Raimondo also helped raise $170,000 to cover the renewal fees Rhode Islanders covered by the DACA policy, so no state resident would have to pay the $495 fee to apply for a two-year extension of their status in the program.
“We’re not going to allow $495 to stand in the way of our neighbors’ dreams,” Raimondo said in a statement. “Now is the time to fight for our values and take action against hatred and bigotry.”
PROTESTS AND PRAYERS FOR RACIAL JUSTICE
More than 10,000 people took to the streets of Providence on June 5, 2020, to protest against police brutality and the death of George Floyd, a Black man who was killed by a white police officer who knelt on his neck for 8 minutes and 46 seconds.
As a 9 p.m. curfew passed, a group of protesters engaged in a tense standoff with State Police and National Guard members on the marble steps of the State House. At one point, Raimondo emerged from the building to address the protesters and lead a prayer.
“I am listening. I hear you. I hear you. I hear your anger,” Raimondo told protesters. “You deserve change.”
She then asked them to join her in prayer, even as some protesters heckled her. “Keep it peaceful tonight,” she said. “We have work to do tomorrow.”
Some criticized Raimondo for failing to wear a face mask while wading into the crowd – thereby contradicting her own public health directive for people to wear face coverings during the pandemic.
“That was wrong,” she said later. “It was counter to our public health guidance, and I apologize.”
But others praised Raimondo, saying she had displayed courage and helped to defuse a volatile situation.
THE COVID-19 PANDEMIC
The Blizzard of ’78 is a defining moment for many Rhode Islanders, along with the image of then-governor J. Joseph Garrahy wearing a black-and-red flannel shirt as he rode out the storm at the State House, informing and calming nervous residents.
More than 40 years later, Raimondo’s decisive leadership and frequent, data-filled briefings during the COVID-19 pandemic inspired a memorable shirt of her own: Providence’s Frog & Toad gift shop began selling T-shirts emblazoned with Raimondo’s repeated admonition for those violating public health directives: “Knock it off!”

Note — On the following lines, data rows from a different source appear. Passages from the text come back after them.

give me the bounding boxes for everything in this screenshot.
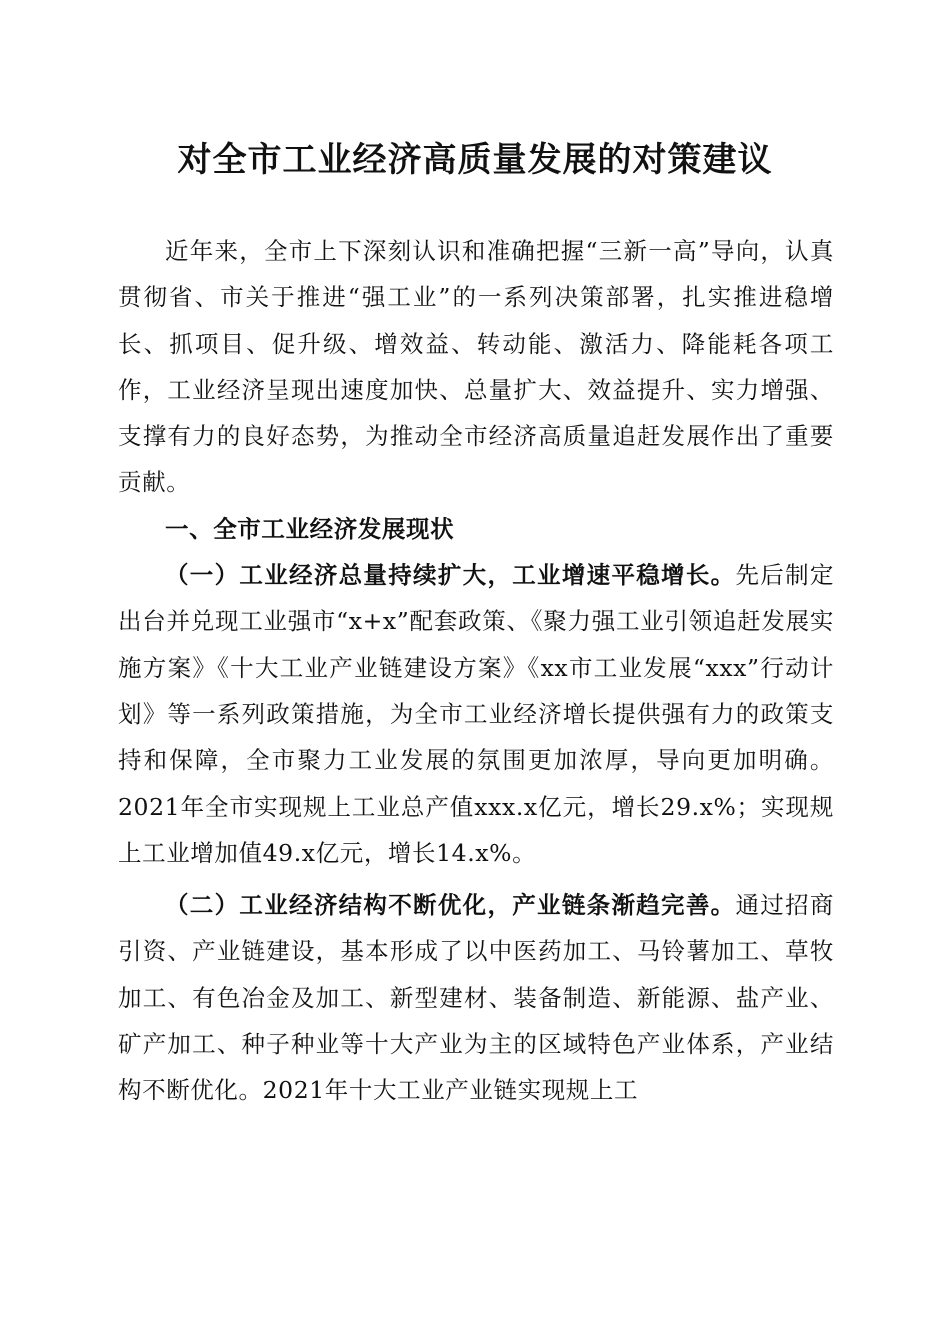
document-title: 对全市工业经济高质量发展的对策建议 [177,140,773,180]
subsection-1-body: 先后制定出台并兑现工业强市“x+x”配套政策、《聚力强工业引领追赶发展实施方案》《十大工业产业链建设方案》《xx市工业发展“xxx”行动计划》等一系列政策措施，为全市工业经济增长提供强有力的政策支持和保障，全市聚力工业发展的氛围更加浓厚，导向更加明确。2021年全市实现规上工业总产值xxx.x亿元，增长29.x%；实现规上工业增加值49.x亿元，增长14.x%。 [118,561,834,867]
intro-paragraph: 近年来，全市上下深刻认识和准确把握“三新一高”导向，认真贯彻省、市关于推进“强工业”的一系列决策部署，扎实推进稳增长、抓项目、促升级、增效益、转动能、激活力、降能耗各项工作，工业经济呈现出速度加快、总量扩大、效益提升、实力增强、支撑有力的良好态势，为推动全市经济高质量追赶发展作出了重要贡献。 [118,237,834,497]
document-body [118,228,834,1114]
subsection-1-lead: （一）工业经济总量持续扩大，工业增速平稳增长。 [165,561,736,590]
subsection-2-lead: （二）工业经济结构不断优化，产业链条渐趋完善。 [165,891,736,920]
section-heading: 一、全市工业经济发展现状 [165,514,455,543]
subsection-2-paragraph [118,882,834,1113]
subsection-1-paragraph [118,552,834,876]
subsection-2-body: 通过招商引资、产业链建设，基本形成了以中医药加工、马铃薯加工、草牧加工、有色冶金及加工、新型建材、装备制造、新能源、盐产业、矿产加工、种子种业等十大产业为主的区域特色产业体系，产业结构不断优化。2021年十大工业产业链实现规上工 [118,891,834,1105]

“We all need an Italian mother right now,” Frog & Toad co-owner Asher Schofield said. “Break out the wooden spoon.”
Though Morning Consult polls had often listed her among the nation’s least popular governors, Raimondo garnered positive national attention for her handling of the coronavirus outbreak, earning praise from Frias, the Republican National Committeeman.
“She was very clear and focused on science,” Frias said. “She did a pretty effective job of bringing down the spread of the disease.”
Her popularity soared as the pandemic worsened. In April, a Bryant University poll found 84 percent of Rhode Island voters trusted the information Raimondo was providing about the coronavirus, compared to 35 percent who trusted what then-President Donald Trump was telling them.
“That was probably the best moment of her governorship,” Frias said. “That was a high point for her.”
But he said that since being nominated for Commerce secretary, Raimondo has seemed less focused on the pandemic, skipping weekly news conferences and largely avoiding the press.